AI Is Powering Interactions and Operations

Artificial intelligence is coming into its own as the digital transformation unfolds. Once relegated to gaming flash and dazzle, AI is now driving more and more commercial conversations. It’s the primary technology behind the Internet of Things (IoT), a major feature in the emerging landscape. Forrester’s analysts warn, however, that the complexity of IoT can be hazardous; its protocols and software are almost infinitely varied.

One iconic example, highlighted by Mark Spates, president of the Internet of Things Consortium, is demonstrated by Caterpillar: Working with data analytics startup Uptake, Caterpillar co-developed “predictive diagnostics” tools for their customers to utilize data from bulldozers and hydraulic shovels. These digital tools enable potential maintenance issues to be caught before breakdowns occur, minimizing downtime and saving money. 
With an estimated 50 billion IoT Sensors by 2020 and more than 200 billion “Things” on the internet by 2030, the IoT will continue to disrupt during the decades yet to come.

APIs Will Be Harnessed for Flexible Ecosystems

Digital transformation analyst Daniel Newman calls APIs “a secret weapon for embracing true digital transformation.” These interfaces give companies the ability to leverage their existing resources with whichever platforms offer the most useful enhanced features. The high volume of transactions conducted by eBay and PayPal rely significantly on API technologies, and other companies will need to follow their example if they want to take advantage of best-in-class emerging technologies. A recent MuleSoft survey of IT executives found that most organizations are thinking about or already investing in some sort of API strategy: More than 50 percent said they were already generating revenue through an API or will be in the next year. While APIs drive agility and enhance services, they are also a crucial way for companies to bring products to market. According to MuleSoft, half of large companies with 10,000 employees or more are generating more than $10 million/year through APIs.

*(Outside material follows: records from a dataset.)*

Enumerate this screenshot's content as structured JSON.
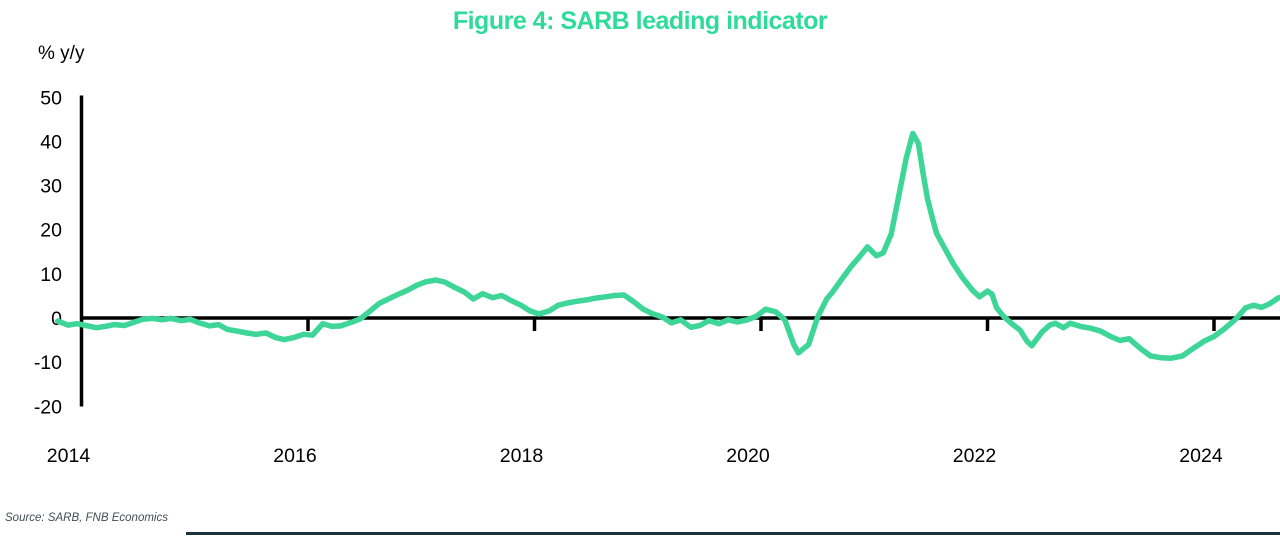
{
  "figure": {
    "title": "Figure 4: SARB leading indicator",
    "y_axis_unit_label": "% y/y",
    "source_note": "Source: SARB, FNB Economics"
  },
  "colors": {
    "title_green": "#2EDB9A",
    "line_green": "#3DD598",
    "axis_black": "#000000",
    "source_gray": "#3F4E52",
    "bottom_rule_dark": "#1C333D"
  },
  "chart_data": {
    "type": "line",
    "title": "Figure 4: SARB leading indicator",
    "xlabel": "",
    "ylabel": "% y/y",
    "ylim": [
      -20,
      50
    ],
    "xlim_years": [
      2013.75,
      2024.6
    ],
    "y_ticks": [
      50,
      40,
      30,
      20,
      10,
      0,
      -10,
      -20
    ],
    "x_ticks": [
      2014,
      2016,
      2018,
      2020,
      2022,
      2024
    ],
    "grid": false,
    "legend_position": "none",
    "series": [
      {
        "name": "SARB leading indicator, % y/y",
        "points": [
          [
            2013.79,
            -0.7
          ],
          [
            2013.88,
            -1.6
          ],
          [
            2013.96,
            -1.3
          ],
          [
            2014.04,
            -1.7
          ],
          [
            2014.13,
            -2.2
          ],
          [
            2014.21,
            -1.9
          ],
          [
            2014.29,
            -1.5
          ],
          [
            2014.38,
            -1.7
          ],
          [
            2014.46,
            -1.0
          ],
          [
            2014.54,
            -0.3
          ],
          [
            2014.63,
            -0.1
          ],
          [
            2014.71,
            -0.4
          ],
          [
            2014.79,
            -0.1
          ],
          [
            2014.88,
            -0.6
          ],
          [
            2014.96,
            -0.3
          ],
          [
            2015.04,
            -1.1
          ],
          [
            2015.13,
            -1.8
          ],
          [
            2015.21,
            -1.5
          ],
          [
            2015.29,
            -2.6
          ],
          [
            2015.38,
            -3.0
          ],
          [
            2015.46,
            -3.4
          ],
          [
            2015.54,
            -3.7
          ],
          [
            2015.63,
            -3.4
          ],
          [
            2015.71,
            -4.4
          ],
          [
            2015.79,
            -4.9
          ],
          [
            2015.88,
            -4.4
          ],
          [
            2015.96,
            -3.7
          ],
          [
            2016.04,
            -3.9
          ],
          [
            2016.13,
            -1.3
          ],
          [
            2016.21,
            -1.9
          ],
          [
            2016.29,
            -1.8
          ],
          [
            2016.38,
            -1.0
          ],
          [
            2016.46,
            -0.2
          ],
          [
            2016.54,
            1.4
          ],
          [
            2016.63,
            3.3
          ],
          [
            2016.71,
            4.3
          ],
          [
            2016.79,
            5.3
          ],
          [
            2016.88,
            6.3
          ],
          [
            2016.96,
            7.4
          ],
          [
            2017.04,
            8.2
          ],
          [
            2017.13,
            8.6
          ],
          [
            2017.21,
            8.1
          ],
          [
            2017.29,
            7.0
          ],
          [
            2017.38,
            5.9
          ],
          [
            2017.46,
            4.3
          ],
          [
            2017.54,
            5.5
          ],
          [
            2017.63,
            4.6
          ],
          [
            2017.71,
            5.1
          ],
          [
            2017.79,
            4.0
          ],
          [
            2017.88,
            2.9
          ],
          [
            2017.96,
            1.6
          ],
          [
            2018.04,
            0.9
          ],
          [
            2018.13,
            1.6
          ],
          [
            2018.21,
            2.9
          ],
          [
            2018.29,
            3.4
          ],
          [
            2018.38,
            3.8
          ],
          [
            2018.46,
            4.1
          ],
          [
            2018.54,
            4.5
          ],
          [
            2018.63,
            4.8
          ],
          [
            2018.71,
            5.1
          ],
          [
            2018.79,
            5.2
          ],
          [
            2018.88,
            3.6
          ],
          [
            2018.96,
            2.0
          ],
          [
            2019.04,
            1.0
          ],
          [
            2019.13,
            0.2
          ],
          [
            2019.21,
            -1.1
          ],
          [
            2019.29,
            -0.4
          ],
          [
            2019.38,
            -2.1
          ],
          [
            2019.46,
            -1.7
          ],
          [
            2019.54,
            -0.6
          ],
          [
            2019.63,
            -1.3
          ],
          [
            2019.71,
            -0.4
          ],
          [
            2019.79,
            -0.9
          ],
          [
            2019.88,
            -0.4
          ],
          [
            2019.96,
            0.4
          ],
          [
            2020.04,
            2.0
          ],
          [
            2020.13,
            1.4
          ],
          [
            2020.21,
            -0.4
          ],
          [
            2020.29,
            -6.0
          ],
          [
            2020.33,
            -7.9
          ],
          [
            2020.42,
            -6.0
          ],
          [
            2020.5,
            0.2
          ],
          [
            2020.58,
            4.3
          ],
          [
            2020.63,
            5.8
          ],
          [
            2020.71,
            8.7
          ],
          [
            2020.79,
            11.5
          ],
          [
            2020.88,
            14.2
          ],
          [
            2020.94,
            16.1
          ],
          [
            2021.02,
            14.1
          ],
          [
            2021.08,
            14.8
          ],
          [
            2021.15,
            19.0
          ],
          [
            2021.21,
            26.8
          ],
          [
            2021.28,
            36.0
          ],
          [
            2021.34,
            41.8
          ],
          [
            2021.39,
            39.5
          ],
          [
            2021.43,
            33.0
          ],
          [
            2021.47,
            27.0
          ],
          [
            2021.52,
            22.0
          ],
          [
            2021.55,
            19.2
          ],
          [
            2021.63,
            15.4
          ],
          [
            2021.7,
            12.2
          ],
          [
            2021.78,
            9.1
          ],
          [
            2021.87,
            6.2
          ],
          [
            2021.93,
            4.8
          ],
          [
            2022.0,
            6.1
          ],
          [
            2022.04,
            5.4
          ],
          [
            2022.08,
            2.3
          ],
          [
            2022.14,
            0.4
          ],
          [
            2022.21,
            -1.2
          ],
          [
            2022.29,
            -2.8
          ],
          [
            2022.35,
            -5.3
          ],
          [
            2022.39,
            -6.3
          ],
          [
            2022.44,
            -4.6
          ],
          [
            2022.48,
            -3.2
          ],
          [
            2022.55,
            -1.6
          ],
          [
            2022.6,
            -1.2
          ],
          [
            2022.67,
            -2.2
          ],
          [
            2022.73,
            -1.2
          ],
          [
            2022.82,
            -1.9
          ],
          [
            2022.91,
            -2.3
          ],
          [
            2023.0,
            -3.0
          ],
          [
            2023.08,
            -4.1
          ],
          [
            2023.17,
            -5.1
          ],
          [
            2023.25,
            -4.7
          ],
          [
            2023.35,
            -6.9
          ],
          [
            2023.44,
            -8.6
          ],
          [
            2023.53,
            -9.0
          ],
          [
            2023.62,
            -9.1
          ],
          [
            2023.72,
            -8.6
          ],
          [
            2023.81,
            -7.0
          ],
          [
            2023.91,
            -5.3
          ],
          [
            2024.0,
            -4.2
          ],
          [
            2024.09,
            -2.5
          ],
          [
            2024.19,
            -0.3
          ],
          [
            2024.28,
            2.3
          ],
          [
            2024.35,
            2.9
          ],
          [
            2024.42,
            2.4
          ],
          [
            2024.49,
            3.2
          ],
          [
            2024.57,
            4.6
          ]
        ]
      }
    ]
  }
}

Retail Expands Into Adjacent Areas

Just as organizations are breaking down the internal structure and traditional hierarchies, the boundaries between industries are also softening. Under Armour, for example, which was originally only an apparel company, now competes with Nike through their developing tech. Under Armour recently acquired several tech-focused fitness companies (MapMyFitness, MyFitnessPal and European fitness app Endomondo) for a total of $715 million. With their new digital power, they have introduced “connected fitness,” a platform to track, analyze and share personal health data to customers’ phones.

Connected Health Continues to Grow

Today’s tech disruptions to health care are already beyond count, and the ecosystem continues to rapidly transform. The IoT is a major factor here, improving patient life and allowing providers to stay accessible. As millennials age and financial pressures against traditional medical practice continue to mount, remote health care will become the dominant medium. Or at least, this is the prediction of Robert Graboyes, senior research fellow at the Mercatus Center at George Mason University.

Digital Darwinism” is something that every 21st-century company needs to take seriously. Managing resources wisely through an era of internal and external digital transformation will leave the agilest adapters in command of the entire landscape.